Segunda Instância

Rádio veicula informação sem provas e indeniza ex-prefeito

Rádio veicula informação sem provas e indeniza ex-prefeito

Os desembargadores que integram a 3ª Câmara Cível do Tribunal de Justiça do Rio Grande do Norte, mantiveram a sentença original, que condena a Rádio Currais Novos Ltda ao pagamento de indenização por danos morais, por ter divulgado que um então prefeito não prestou contas de verbas públicas, no valor de R$ 120 mil.

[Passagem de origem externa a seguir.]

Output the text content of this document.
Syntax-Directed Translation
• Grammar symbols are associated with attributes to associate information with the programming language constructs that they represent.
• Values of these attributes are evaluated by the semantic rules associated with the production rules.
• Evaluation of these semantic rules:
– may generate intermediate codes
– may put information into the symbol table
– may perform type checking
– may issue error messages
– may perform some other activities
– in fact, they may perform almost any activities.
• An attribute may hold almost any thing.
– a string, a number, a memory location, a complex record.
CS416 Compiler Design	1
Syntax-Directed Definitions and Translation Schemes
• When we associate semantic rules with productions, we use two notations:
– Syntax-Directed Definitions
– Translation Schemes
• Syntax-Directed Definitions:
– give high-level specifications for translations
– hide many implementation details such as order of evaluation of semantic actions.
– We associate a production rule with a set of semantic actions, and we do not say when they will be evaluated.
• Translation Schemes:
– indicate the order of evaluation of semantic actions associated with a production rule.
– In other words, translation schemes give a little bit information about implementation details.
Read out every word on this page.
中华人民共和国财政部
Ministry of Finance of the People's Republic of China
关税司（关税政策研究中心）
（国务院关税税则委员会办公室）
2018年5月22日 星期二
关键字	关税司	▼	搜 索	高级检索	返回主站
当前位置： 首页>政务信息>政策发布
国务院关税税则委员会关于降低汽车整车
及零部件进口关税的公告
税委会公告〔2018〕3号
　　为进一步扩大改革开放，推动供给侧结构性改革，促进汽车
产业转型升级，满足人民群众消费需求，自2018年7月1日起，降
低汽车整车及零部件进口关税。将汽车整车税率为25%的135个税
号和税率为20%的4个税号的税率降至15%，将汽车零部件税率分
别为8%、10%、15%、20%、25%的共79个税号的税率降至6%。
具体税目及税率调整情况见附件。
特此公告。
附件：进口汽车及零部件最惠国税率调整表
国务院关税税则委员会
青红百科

A sentença também recaiu sobre a esposa do então locutor, já falecido, que, assim como a Rádio, moveu recurso de Apelação Cível (n° 2010.004092-6), junto ao TJRN, mas os desembargadores negaram provimento ao apelo.

O recurso pediu a nulidade da sentença, por suposto cerceamento de defesa, argumentando a necessidade de realização de prova pericial nas fitas K7 para atestar se o autor das declarações apontadas como caluniosas era realmente o falecido locutor e para avaliar se o áudio não foi objeto de manipulações, cortes ou acréscimos.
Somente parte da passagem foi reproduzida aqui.